Absolute bioavailability is the dose-corrected ratio of systemic exposure (area under the plasma concentration-time curve) after an extravascular dose to the exposure after an intravenous dose of the same drug, yielding the fraction F of the dose that reaches the systemic circulation intact.

Scope

The entry covers the definition of absolute bioavailability, the intravenous reference that anchors it, the dose-normalised area-under-the-curve calculation used to estimate it, and the absorption and first-pass losses that determine its value. It treats absolute bioavailability as a measurement concept in biopharmaceutics rather than as dosing guidance.

Core questions

What fraction of an extravascular dose actually reaches the systemic circulation?
Why is intravenous administration the reference for absolute bioavailability?
How is F estimated from AUC values and the respective doses?
Which losses reduce F below one?

Key concepts

Bioavailable fraction F
Intravenous reference (F = 1)
Dose-normalised AUC ratio
Fraction absorbed
First-pass loss as a determinant of F
Interpatient variability in F

Mechanisms

Because an intravenous dose enters the bloodstream completely, comparing systemic exposure after an extravascular route to that after intravenous dosing isolates everything lost along the way. Absolute bioavailability is computed as the ratio of dose-normalised areas under the concentration-time curves for the two routes. The resulting fraction reflects the product of the fraction that escapes the dosage form and dissolves, the fraction that permeates the gut wall, and the fraction that survives presystemic metabolism in gut and liver; incomplete absorption or extensive first-pass extraction drives F well below one. Because absorption is often the rate-limiting and most variable step, drugs with low absorption tend to show greater interpatient variability in their bioavailability.

Clinical relevance

Absolute bioavailability explains why an intravenous and an oral form of the same drug can produce very different systemic exposures, and why some drugs are impractical to give by mouth. It is a reference quantity for understanding route-dependent exposure; it characterises a drug's behaviour and is not itself a basis for individual dosing decisions.

Evidence & guidelines

Absolute bioavailability is determined in dedicated pharmacokinetic studies that pair an extravascular dose with an intravenous reference, and large compilations of human intravenous pharmacokinetic data, such as the database analysed by Obach and colleagues, provide the reference parameters that make such comparisons possible. Hellriegel and colleagues documented that the extent of absorption is a major source of the between-subject variability seen in measured bioavailability.

History

Absolute bioavailability became measurable once plasma drug assays allowed the area under the concentration-time curve to be quantified for different routes in the same subjects.
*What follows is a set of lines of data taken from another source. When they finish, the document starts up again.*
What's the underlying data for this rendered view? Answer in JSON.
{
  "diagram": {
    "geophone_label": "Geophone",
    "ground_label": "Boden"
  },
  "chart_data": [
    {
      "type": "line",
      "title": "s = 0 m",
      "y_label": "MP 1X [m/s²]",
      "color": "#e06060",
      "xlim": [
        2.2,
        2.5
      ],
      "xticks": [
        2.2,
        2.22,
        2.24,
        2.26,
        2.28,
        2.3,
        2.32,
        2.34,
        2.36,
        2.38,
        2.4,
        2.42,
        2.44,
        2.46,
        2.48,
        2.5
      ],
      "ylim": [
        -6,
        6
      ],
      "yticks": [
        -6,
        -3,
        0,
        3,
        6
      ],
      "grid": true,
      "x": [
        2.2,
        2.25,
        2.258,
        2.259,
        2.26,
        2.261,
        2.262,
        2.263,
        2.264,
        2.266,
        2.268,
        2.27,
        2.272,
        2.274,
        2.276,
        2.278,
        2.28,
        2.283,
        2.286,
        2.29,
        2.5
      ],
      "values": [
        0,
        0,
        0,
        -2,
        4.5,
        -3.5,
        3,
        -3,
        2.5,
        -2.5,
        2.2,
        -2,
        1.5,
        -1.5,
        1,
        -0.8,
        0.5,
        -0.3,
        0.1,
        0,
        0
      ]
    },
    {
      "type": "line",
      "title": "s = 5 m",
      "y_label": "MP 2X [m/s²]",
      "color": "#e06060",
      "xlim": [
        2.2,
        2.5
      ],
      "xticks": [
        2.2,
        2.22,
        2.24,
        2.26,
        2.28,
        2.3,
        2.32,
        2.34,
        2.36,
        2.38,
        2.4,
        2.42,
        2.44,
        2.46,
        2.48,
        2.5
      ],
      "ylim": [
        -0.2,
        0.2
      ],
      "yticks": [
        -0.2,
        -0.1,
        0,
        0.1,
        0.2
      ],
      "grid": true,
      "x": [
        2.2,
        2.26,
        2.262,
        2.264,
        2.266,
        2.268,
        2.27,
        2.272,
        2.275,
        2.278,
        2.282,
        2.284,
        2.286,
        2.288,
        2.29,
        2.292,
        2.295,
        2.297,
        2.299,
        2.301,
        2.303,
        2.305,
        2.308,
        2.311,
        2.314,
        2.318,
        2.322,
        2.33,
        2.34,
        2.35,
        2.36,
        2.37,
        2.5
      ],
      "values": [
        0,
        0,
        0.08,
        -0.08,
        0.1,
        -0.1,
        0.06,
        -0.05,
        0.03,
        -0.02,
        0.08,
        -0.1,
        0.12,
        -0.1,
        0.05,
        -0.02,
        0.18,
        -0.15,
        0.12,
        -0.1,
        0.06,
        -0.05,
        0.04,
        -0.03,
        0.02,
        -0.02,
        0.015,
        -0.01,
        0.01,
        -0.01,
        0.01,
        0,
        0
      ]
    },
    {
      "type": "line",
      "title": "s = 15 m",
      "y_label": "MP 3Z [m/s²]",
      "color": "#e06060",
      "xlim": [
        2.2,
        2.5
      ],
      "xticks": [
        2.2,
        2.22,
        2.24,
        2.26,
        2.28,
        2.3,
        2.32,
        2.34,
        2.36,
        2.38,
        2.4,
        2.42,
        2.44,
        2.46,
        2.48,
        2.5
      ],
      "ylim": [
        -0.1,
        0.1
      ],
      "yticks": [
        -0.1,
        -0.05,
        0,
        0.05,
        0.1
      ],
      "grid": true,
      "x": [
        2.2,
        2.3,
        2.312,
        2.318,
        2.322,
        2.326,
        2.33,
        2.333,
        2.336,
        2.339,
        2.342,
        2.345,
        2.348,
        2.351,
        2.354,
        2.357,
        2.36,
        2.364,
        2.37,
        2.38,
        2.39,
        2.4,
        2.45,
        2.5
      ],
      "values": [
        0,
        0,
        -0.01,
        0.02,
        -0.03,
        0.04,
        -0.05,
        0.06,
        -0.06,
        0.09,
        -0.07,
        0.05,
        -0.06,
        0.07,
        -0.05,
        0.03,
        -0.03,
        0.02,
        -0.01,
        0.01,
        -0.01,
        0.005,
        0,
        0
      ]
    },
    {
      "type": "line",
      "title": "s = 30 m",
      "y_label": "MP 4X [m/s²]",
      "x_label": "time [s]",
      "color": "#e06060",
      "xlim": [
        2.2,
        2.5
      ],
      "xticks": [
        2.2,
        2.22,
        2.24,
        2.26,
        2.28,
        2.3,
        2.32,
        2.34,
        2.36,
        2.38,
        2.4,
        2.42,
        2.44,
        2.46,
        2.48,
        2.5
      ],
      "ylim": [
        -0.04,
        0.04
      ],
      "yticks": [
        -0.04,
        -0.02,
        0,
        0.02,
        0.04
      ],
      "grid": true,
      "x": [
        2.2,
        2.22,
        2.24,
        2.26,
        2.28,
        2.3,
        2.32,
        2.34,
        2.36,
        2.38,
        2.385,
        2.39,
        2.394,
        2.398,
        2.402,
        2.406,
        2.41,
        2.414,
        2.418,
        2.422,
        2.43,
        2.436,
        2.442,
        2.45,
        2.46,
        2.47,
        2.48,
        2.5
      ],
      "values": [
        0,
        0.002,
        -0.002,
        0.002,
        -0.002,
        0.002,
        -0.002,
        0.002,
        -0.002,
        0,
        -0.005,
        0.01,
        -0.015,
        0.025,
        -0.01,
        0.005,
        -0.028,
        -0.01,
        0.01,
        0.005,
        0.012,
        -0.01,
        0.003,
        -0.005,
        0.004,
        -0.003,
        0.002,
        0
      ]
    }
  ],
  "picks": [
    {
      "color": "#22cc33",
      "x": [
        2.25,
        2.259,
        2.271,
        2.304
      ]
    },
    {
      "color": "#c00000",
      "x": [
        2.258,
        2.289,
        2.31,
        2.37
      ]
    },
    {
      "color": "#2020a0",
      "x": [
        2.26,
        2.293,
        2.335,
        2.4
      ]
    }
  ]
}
The intravenous-referenced fraction F entered standard pharmacokinetic teaching through textbooks such as Rowland and Tozer, and later large-scale collations of human intravenous data extended the reference base against which oral exposure is judged.

Key figures

Malcolm Rowland
Thomas Tozer
R. Scott Obach

Seminal works

obach-2008
hellriegel-1996

Frequently asked questions

Why is intravenous dosing used as the reference for absolute bioavailability?: An intravenous dose bypasses absorption and first-pass loss and delivers the full dose to the systemic circulation, so it represents complete availability (F = 1) against which other routes are compared.
What does an absolute bioavailability of 0.3 mean?: It means that, after correcting for dose, only about 30 percent of the administered drug reached the systemic circulation intact, with the remaining 70 percent lost to incomplete absorption and presystemic elimination.